Wes Anderson’s ASTEROID CITY presents us a dream within a dream as it ponders our place in the cosmos by setting its story in three separate realities that bump into each other the way subatomic particles swarm around an atomic nucleus. Is it synchronicity or chance or some other cosmic law of which humanity is ignorant? By the end, that question will have been addressed, but like so much else in the film, in ways that are charmingly enigmatic, and exhibit a peculiarly logical non-sequitur aspect.
We begin in black-and-white with a television host (Bryan Cranston) welcoming us to a read-through of the latest work by Conrad Earp (Edward Norton with a Tennessee Williams-adjacent accent). Like the Stage Manager in Thornton’s OUR TOWN, the host sets the time and place, which is 1955 in the desert between Parched Gulch and Arid Plains. The town is the eponymous Asteroid City, and a curated cross-section of humanity find themselves there on September 23rd to participate in the annual Asteroid Day/ awards ceremony for Space Cadets and Junior Stargazers. Chief among them is Augie Steenbeck (Jason Schwartzman), a recent widower en route with his children to the home of his father-in-law (Tom Hanks), with a stop-off in Asteroid City for a semi-exploded car and for his oldest, Woodrow (Jake Ryan), to compete in the Asteroid Day tech competition. Augie is a photographer (usually war) for The French Dispatch (in a nod to Anderson’s last film), and among his luggage are the cremated remains of his late wife reposing in that latest technical innovation, Tupperware.
Also on hand are movie star Midge Campbell (Scarlett Johansson), whose 15-year-old daughter, Dinah (Grace Edwards) is also competing; Dr. Hickelooper (Tilda Swinton) from the local military research facility, a bluegrass band stranded when they missed their bus, a grammar-school field trip, and the proprietor of the only lodging this town of 87, a chipper soul (Steve Carrell) with a margarita vending machine and an unusual real estate business plan.
Over the next few days, romance will bloom, a military emergency will be declared, lifted, and re-declared, and a furtive close encounter will ensue that is, like the film itself, a perfection of absurdity and probability.
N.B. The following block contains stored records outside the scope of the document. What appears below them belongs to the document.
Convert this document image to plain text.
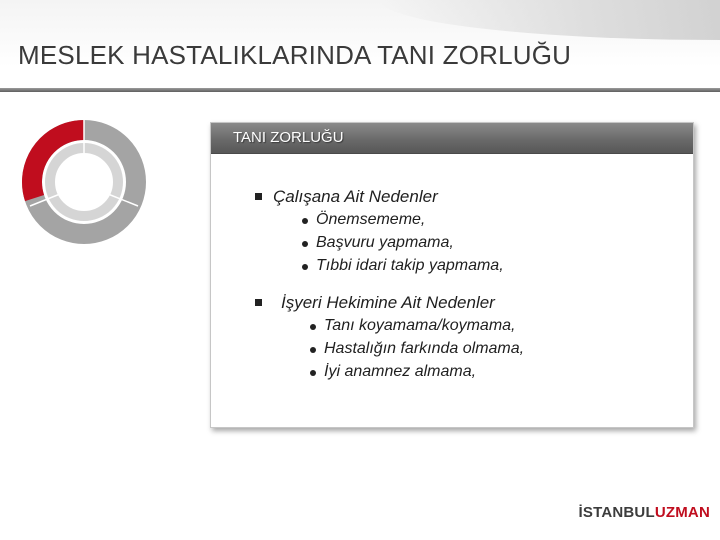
MESLEK HASTALIKLARINDA TANI ZORLUĞU
TANI ZORLUĞU
Çalışana Ait Nedenler
Önemsememe,
Başvuru yapmama,
Tıbbi idari takip yapmama,
İşyeri Hekimine Ait Nedenler
Tanı koyamama/koymama,
Hastalığın farkında olmama,
İyi anamnez almama,
İSTANBULUZMAN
Over the course of the film as a whole, our television host will annotate the action with behind-the-scenes information about the play’s production, the private lives of several participants, and boundaries will be crossed with insouciant élan.
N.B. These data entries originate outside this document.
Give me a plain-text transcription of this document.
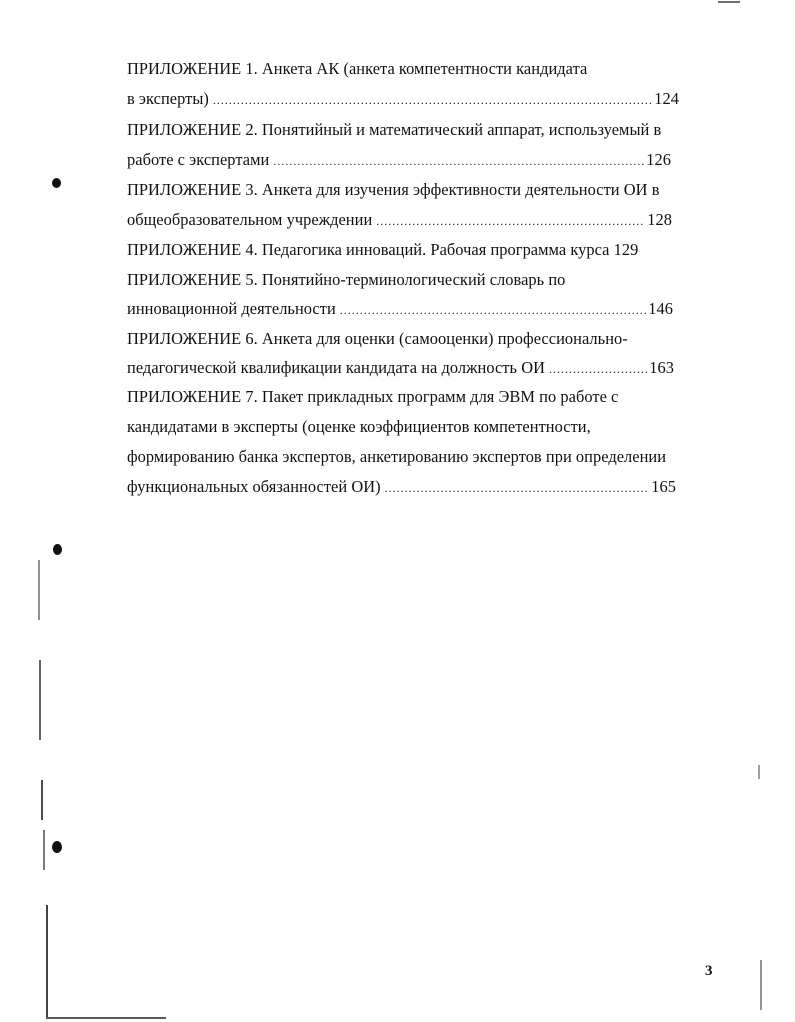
ПРИЛОЖЕНИЕ 1. Анкета АК (анкета компетентности кандидата
в эксперты) .....	124
ПРИЛОЖЕНИЕ 2. Понятийный и математический аппарат, используемый в
работе с экспертами .....	126
ПРИЛОЖЕНИЕ 3. Анкета для изучения эффективности деятельности ОИ в
общеобразовательном учреждении .....	128
ПРИЛОЖЕНИЕ 4. Педагогика инноваций. Рабочая программа курса 129
ПРИЛОЖЕНИЕ 5. Понятийно-терминологический словарь по
инновационной деятельности .....	146
ПРИЛОЖЕНИЕ 6. Анкета для оценки (самооценки) профессионально-
педагогической квалификации кандидата на должность ОИ .....	163
ПРИЛОЖЕНИЕ 7. Пакет прикладных программ для ЭВМ по работе с
кандидатами в эксперты (оценке коэффициентов компетентности,
формированию банка экспертов, анкетированию экспертов при определении
функциональных обязанностей ОИ) .....	165
3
As with all of Anderson’s oeuvres, this one uses a deliberate artificiality to add to the audience’s suspension of disbelief, a strategy that heightens the emotional resonance. This despite actor’s attitude of formal declamation that, counterintuitively, allows us to project our own emotional shadings onto them. It allows for moments of transcendent angst and epiphany in a pastel landscape too effulgent to be real, and so bright in its carefully composed and manifestly static scenes that shadows are barely able to manifest themselves, resolving instead into suspicions of darker pastels.
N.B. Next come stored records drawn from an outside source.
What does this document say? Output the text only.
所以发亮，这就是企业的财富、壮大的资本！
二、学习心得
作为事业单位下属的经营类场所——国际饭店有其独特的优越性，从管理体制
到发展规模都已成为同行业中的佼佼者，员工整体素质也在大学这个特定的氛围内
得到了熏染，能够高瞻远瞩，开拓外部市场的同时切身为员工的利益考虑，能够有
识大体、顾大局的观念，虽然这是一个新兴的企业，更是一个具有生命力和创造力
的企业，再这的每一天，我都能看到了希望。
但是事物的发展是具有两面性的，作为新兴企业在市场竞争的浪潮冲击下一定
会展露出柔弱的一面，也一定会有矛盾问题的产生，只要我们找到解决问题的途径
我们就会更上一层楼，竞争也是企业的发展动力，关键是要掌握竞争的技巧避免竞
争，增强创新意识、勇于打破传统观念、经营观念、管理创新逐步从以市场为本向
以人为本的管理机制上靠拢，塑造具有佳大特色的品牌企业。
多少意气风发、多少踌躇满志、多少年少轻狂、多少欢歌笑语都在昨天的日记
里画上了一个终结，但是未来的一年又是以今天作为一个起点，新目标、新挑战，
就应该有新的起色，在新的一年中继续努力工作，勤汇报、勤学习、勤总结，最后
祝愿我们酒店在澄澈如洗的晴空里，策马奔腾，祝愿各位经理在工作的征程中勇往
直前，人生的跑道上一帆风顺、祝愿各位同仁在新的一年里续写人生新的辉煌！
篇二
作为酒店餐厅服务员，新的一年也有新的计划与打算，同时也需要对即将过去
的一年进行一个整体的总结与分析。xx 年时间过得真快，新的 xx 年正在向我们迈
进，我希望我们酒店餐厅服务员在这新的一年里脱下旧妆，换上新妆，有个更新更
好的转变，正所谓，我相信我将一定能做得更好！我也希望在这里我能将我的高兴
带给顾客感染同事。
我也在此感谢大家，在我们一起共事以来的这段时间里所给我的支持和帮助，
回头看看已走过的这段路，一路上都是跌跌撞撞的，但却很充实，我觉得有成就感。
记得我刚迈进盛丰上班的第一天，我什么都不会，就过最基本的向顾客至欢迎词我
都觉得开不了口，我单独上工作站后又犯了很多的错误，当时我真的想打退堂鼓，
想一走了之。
ASTEROID CITY deftly gambols between realities such that what is real and what is not becomes moot. The story (stories) is (are) all equally real, the characters, and characters playing the characters, attaining a truth at which conventional narrative can only hint in a futile attempt to achieve. It is a realm of semiotics and silliness where a gas station offers death rides, a high school kid invents a disintegrator, and processing difficult life changes results in a détente that is unexpectedly satisfying. Plus, in all these realities, a mushroom cloud in the distance is less important than strawberry milk, and Pluto is still a planet.